Pada awal kepemimpinannya sebagai gubernur menggantikan Jokowi ketika terpilih menjadi Presiden RI ke-7, Ahok jelas dan tegas menolak intervensi partai pengusungnya dalam setiap kebijakan Pemprov DKI.
“Ahok lebih mengedepankan kepentingan warga DKI Jakarta yang lebih luas daripada kepentingan partai pengusung maupun kepentingan kelompok tertentu. Ahok menampilkan sosok pemimpin yang melayani.

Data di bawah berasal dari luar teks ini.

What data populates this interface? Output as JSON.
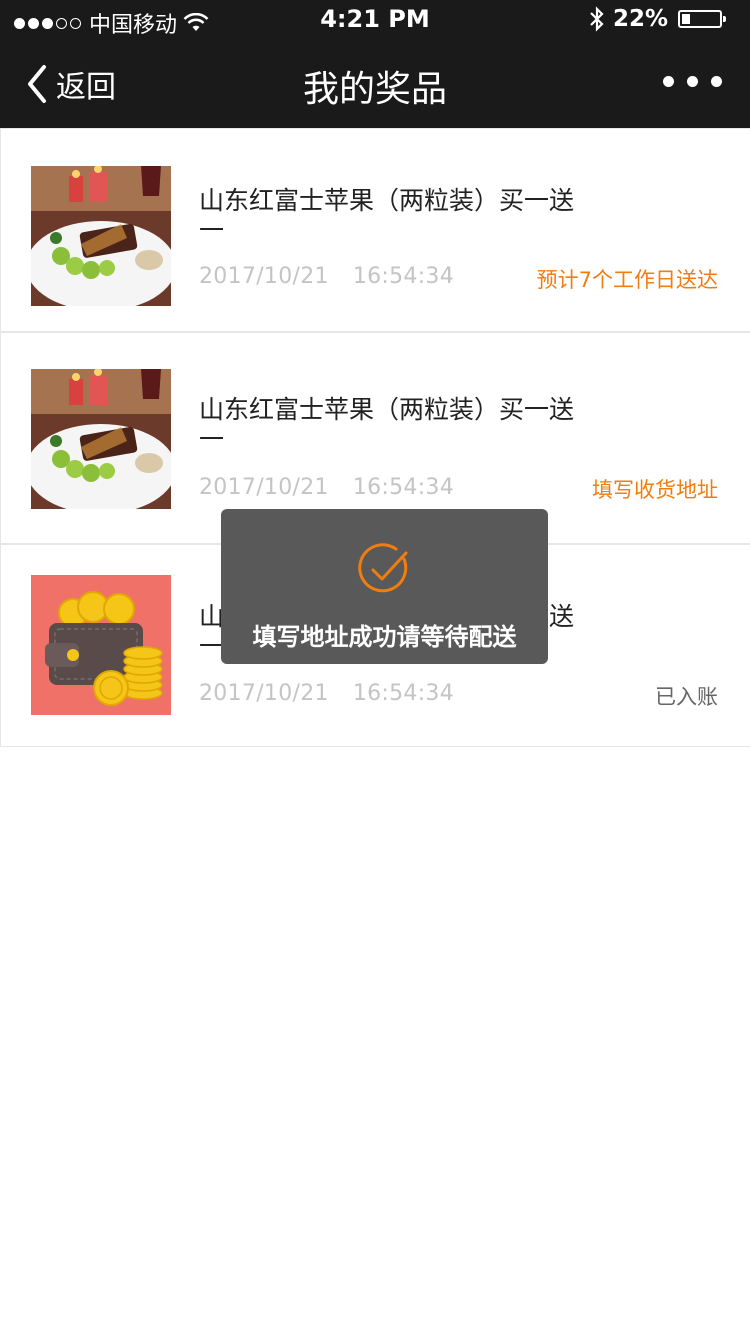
{
  "status_bar": {
    "carrier": "中国移动",
    "time": "4:21 PM",
    "battery": "22%",
    "battery_level": 0.22
  },
  "nav": {
    "back_label": "返回",
    "title": "我的奖品"
  },
  "items": [
    {
      "title": "山东红富士苹果（两粒装）买一送一",
      "date": "2017/10/21",
      "time": "16:54:34",
      "status": "预计7个工作日送达",
      "status_color": "#f07d0f",
      "image": "food-plate-image"
    },
    {
      "title": "山东红富士苹果（两粒装）买一送一",
      "date": "2017/10/21",
      "time": "16:54:34",
      "status": "填写收货地址",
      "status_color": "#f07d0f",
      "image": "food-plate-image"
    },
    {
      "title": "山东红富士苹果（两粒装）买一送一",
      "date": "2017/10/21",
      "time": "16:54:34",
      "status": "已入账",
      "status_color": "#666666",
      "image": "wallet-coins-image"
    }
  ],
  "toast": {
    "message": "填写地址成功请等待配送",
    "icon": "check-circle-icon"
  },
  "colors": {
    "bar_bg": "#1a1a1a",
    "accent": "#f07d0f",
    "toast_bg": "#595959",
    "wallet_bg": "#f07167"
  }
}
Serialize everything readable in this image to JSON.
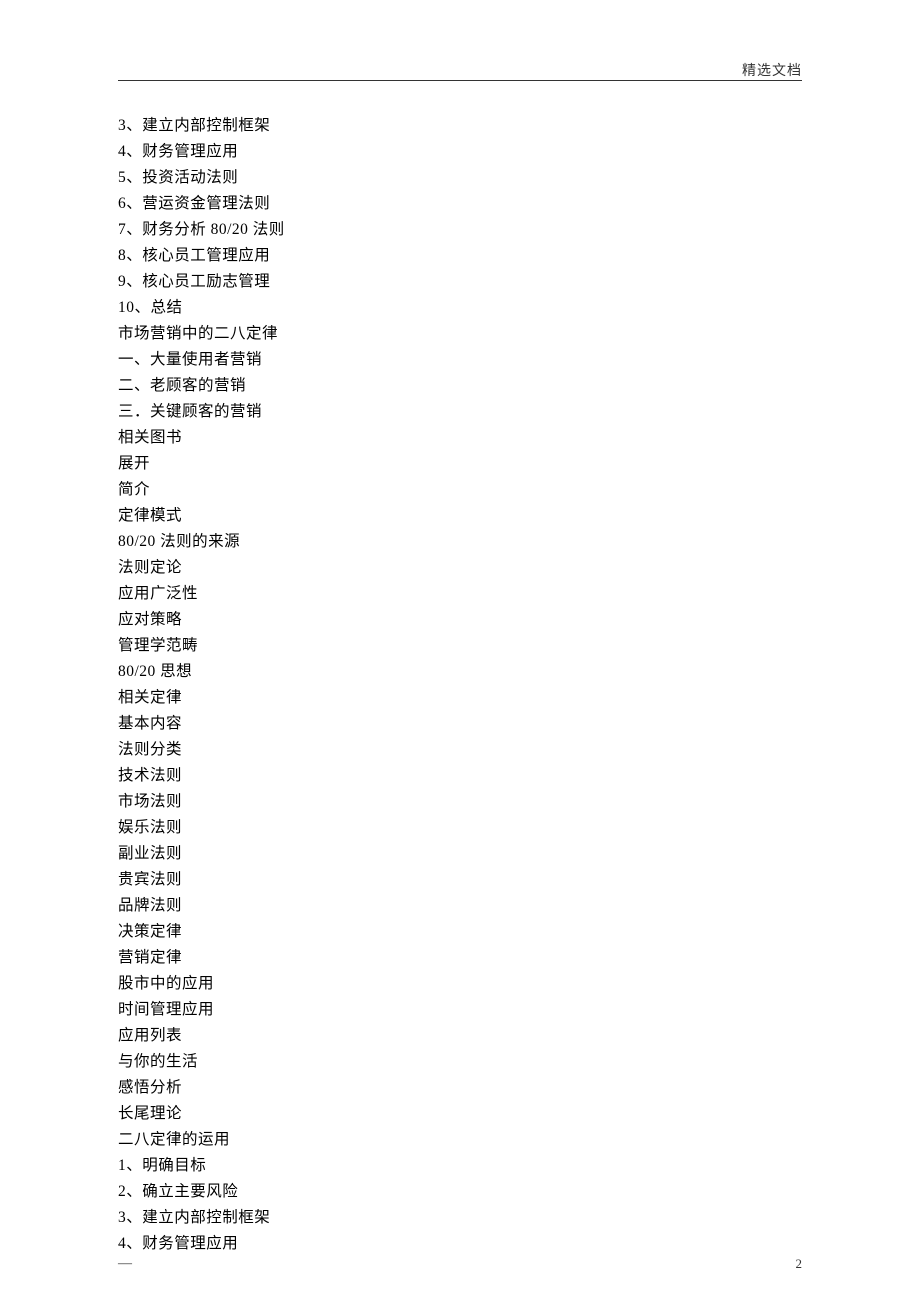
{
  "header": {
    "text": "精选文档"
  },
  "content": {
    "lines": [
      "3、建立内部控制框架",
      "4、财务管理应用",
      "5、投资活动法则",
      "6、营运资金管理法则",
      "7、财务分析 80/20 法则",
      "8、核心员工管理应用",
      "9、核心员工励志管理",
      "10、总结",
      "市场营销中的二八定律",
      "一、大量使用者营销",
      "二、老顾客的营销",
      "三．关键顾客的营销",
      "相关图书",
      "展开",
      "简介",
      "定律模式",
      "80/20 法则的来源",
      "法则定论",
      "应用广泛性",
      "应对策略",
      "管理学范畴",
      "80/20 思想",
      "相关定律",
      "基本内容",
      "法则分类",
      "技术法则",
      "市场法则",
      "娱乐法则",
      "副业法则",
      "贵宾法则",
      "品牌法则",
      "决策定律",
      "营销定律",
      "股市中的应用",
      "时间管理应用",
      "应用列表",
      "与你的生活",
      "感悟分析",
      "长尾理论",
      "二八定律的运用",
      "1、明确目标",
      "2、确立主要风险",
      "3、建立内部控制框架",
      "4、财务管理应用"
    ]
  },
  "footer": {
    "dash": "—",
    "page_number": "2"
  }
}
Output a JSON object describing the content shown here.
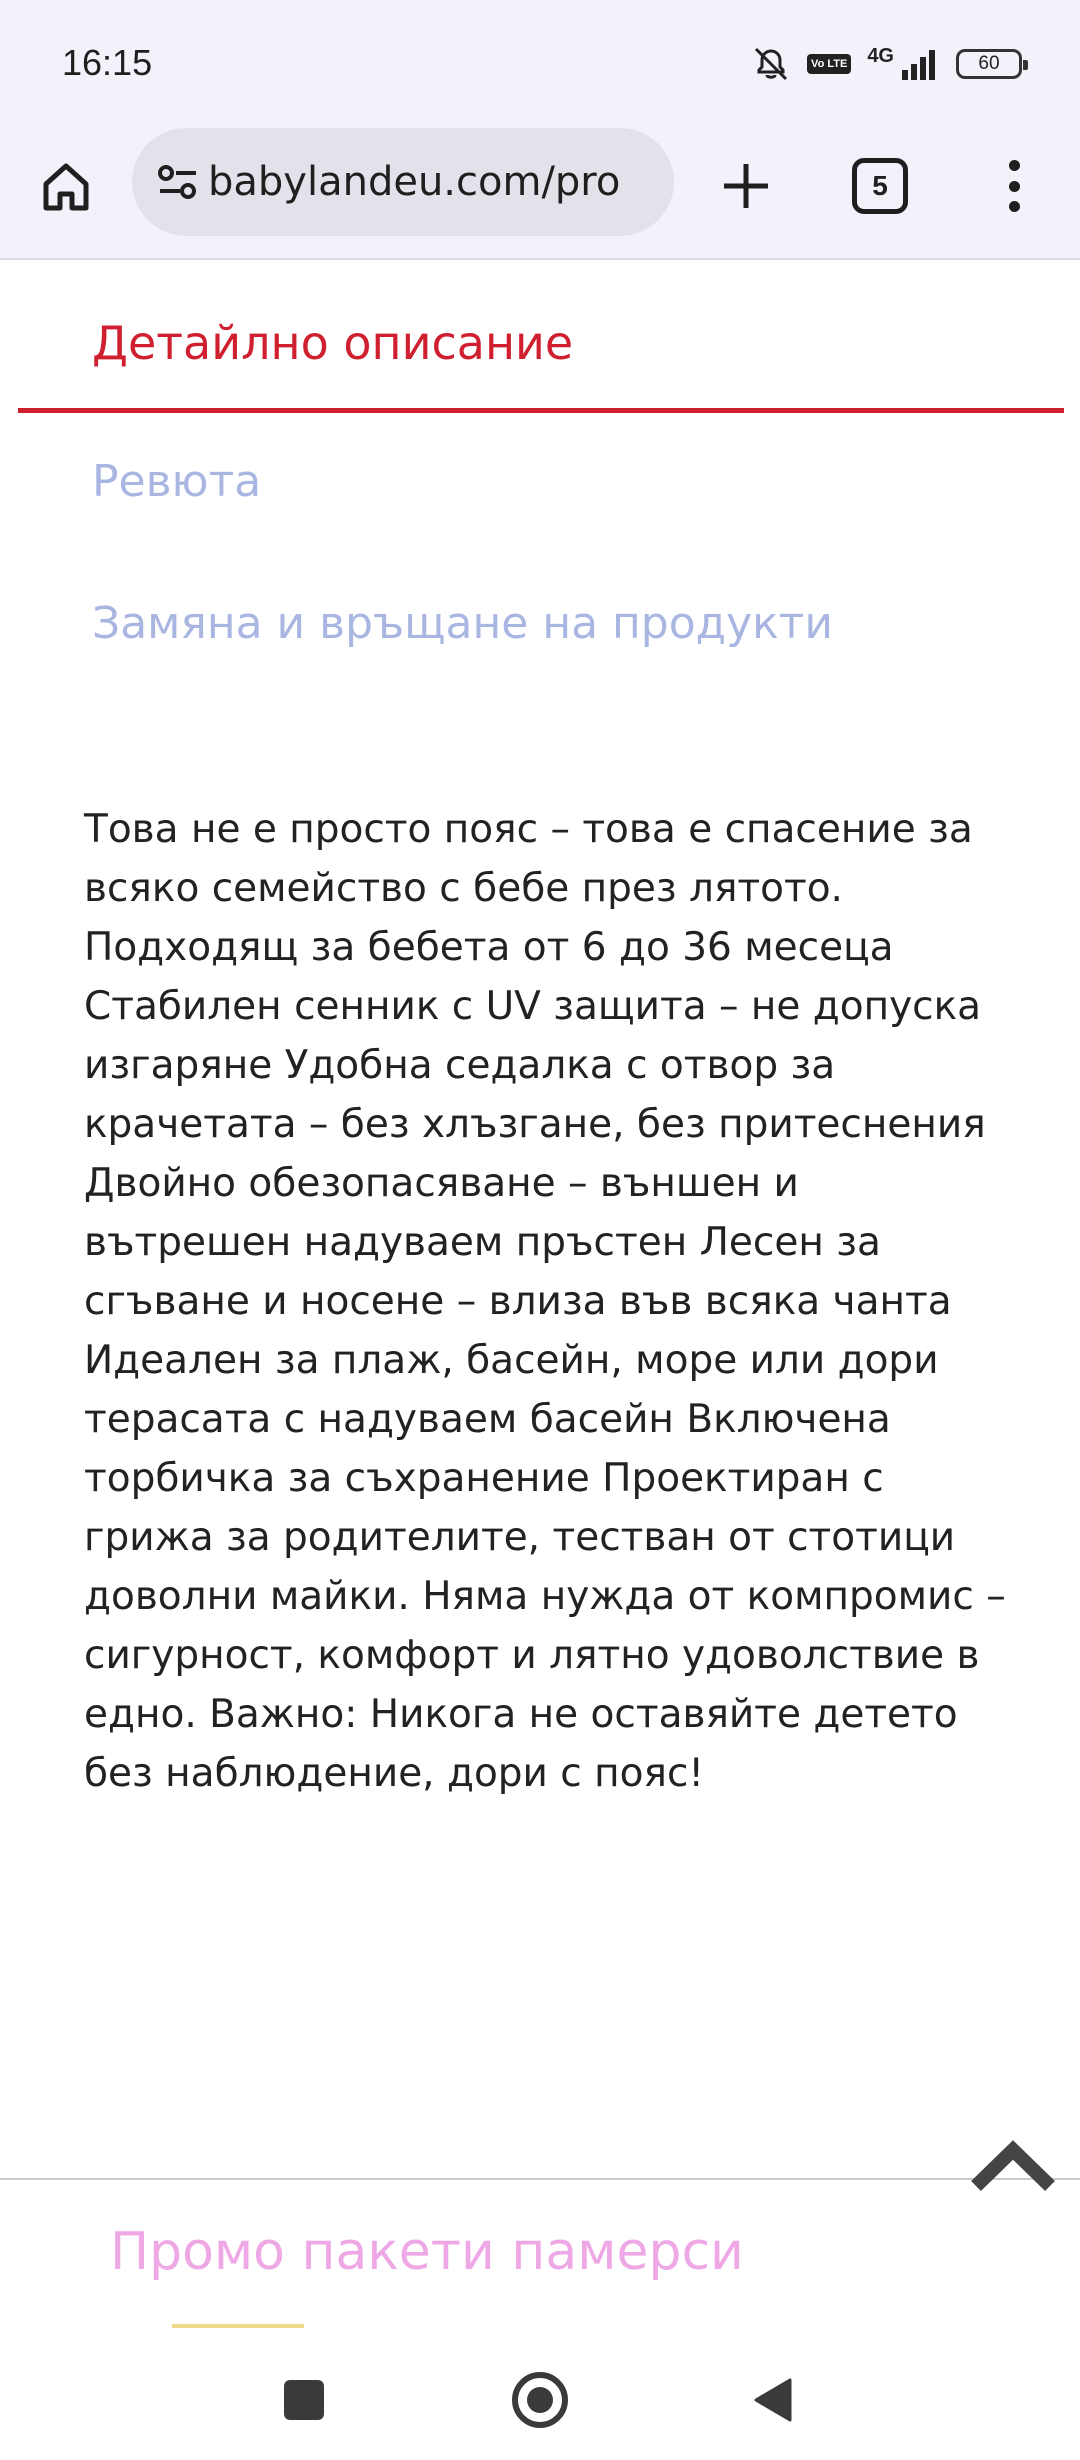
{
  "status_bar": {
    "time": "16:15",
    "network": "4G",
    "volte": "Vo LTE",
    "battery": "60",
    "icons": [
      "mute-icon",
      "volte-icon",
      "signal-icon",
      "battery-icon"
    ]
  },
  "browser": {
    "url": "babylandeu.com/pro",
    "tab_count": "5",
    "icons": [
      "home-icon",
      "site-settings-icon",
      "new-tab-icon",
      "tabs-icon",
      "overflow-menu-icon"
    ]
  },
  "page": {
    "tabs": [
      {
        "label": "Детайлно описание",
        "active": true
      },
      {
        "label": "Ревюта",
        "active": false
      },
      {
        "label": "Замяна и връщане на продукти",
        "active": false
      }
    ],
    "description": "Това не е просто пояс – това е спасение за всяко семейство с бебе през лятото. Подходящ за бебета от 6 до 36 месеца Стабилен сенник с UV защита – не допуска изгаряне Удобна седалка с отвор за крачетата – без хлъзгане, без притеснения Двойно обезопасяване – външен и вътрешен надуваем пръстен Лесен за сгъване и носене – влиза във всяка чанта Идеален за плаж, басейн, море или дори терасата с надуваем басейн Включена торбичка за съхранение Проектиран с грижа за родителите, тестван от стотици доволни майки. Няма нужда от компромис – сигурност, комфорт и лятно удоволствие в едно. Важно: Никога не оставяйте детето без наблюдение, дори с пояс!",
    "promo_heading": "Промо пакети памерси"
  },
  "colors": {
    "accent": "#d0202f",
    "inactive_tab": "#a9b6e2",
    "promo": "#efa8e6",
    "chrome_bg": "#f1f2fa"
  },
  "nav_bar": {
    "icons": [
      "recents-icon",
      "home-circle-icon",
      "back-icon"
    ]
  }
}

Dia bukan pemimpin yang serba dilayani dan haus akan hormat bawahan,” kata Memet.
Karena itu, Memet minta Presiden Jokowi untuk tidak ragu memilih Ahok sebagai salah satu pilihan prioritas sebagai Menteri. Apalagi, saat ini, karakter kepemimpinan Ahok sangat dibutuhkan untuk memimpin Kementerian Perhubungan (Kemenhub) untuk memastikan terpenuhinya hak-hak para petani, nelayan, usaha mikro serta pekerja mendapatkan akses layanan transportasi yang berkeadilan.
“Persoalan akses layanan transportasi pada periode kedua pemerintahan Presiden Jokowi menjadi permasalahan yang krusial bagi para petani, nelayan, usaha mikro serta pekerja berdasarkan hasil temuan #MasJOKO di lapangan, pertama soal pungutan liar (pungli),” Memet.
Masih maraknya pungli di pelabuhan-pelabuhan laut di bawah Kementerian Perhubungan yang berdampak langsung terhadap melonjaknya biaya logistik sehingga menyebabkan anjloknya daya saing produk-produk dari petani, nelayan serta usaha mikro karena harga menjadi naik akibat tingginya biaya logistik.
“Biaya siluman (bisul). Berbagai sertifikasi kelaikan laut yang diterbitkan maupun yang disahkan oleh Kementerian Perhubungan kerap menjadi ajang pungutan liar di lapangan. Korbannya adalah nelayan dan pengusaha kemaritiman berskala mikro. Sebab, Pendapatan Negara Bukan Pajak (PNBP) yang ditetapkan pada sebuah sertifikat kelaikan, kerap nilainya dinaikkan berkali-kali lipat dari besaran PNBP itu sendiri,” ucapnya. (rizal/win)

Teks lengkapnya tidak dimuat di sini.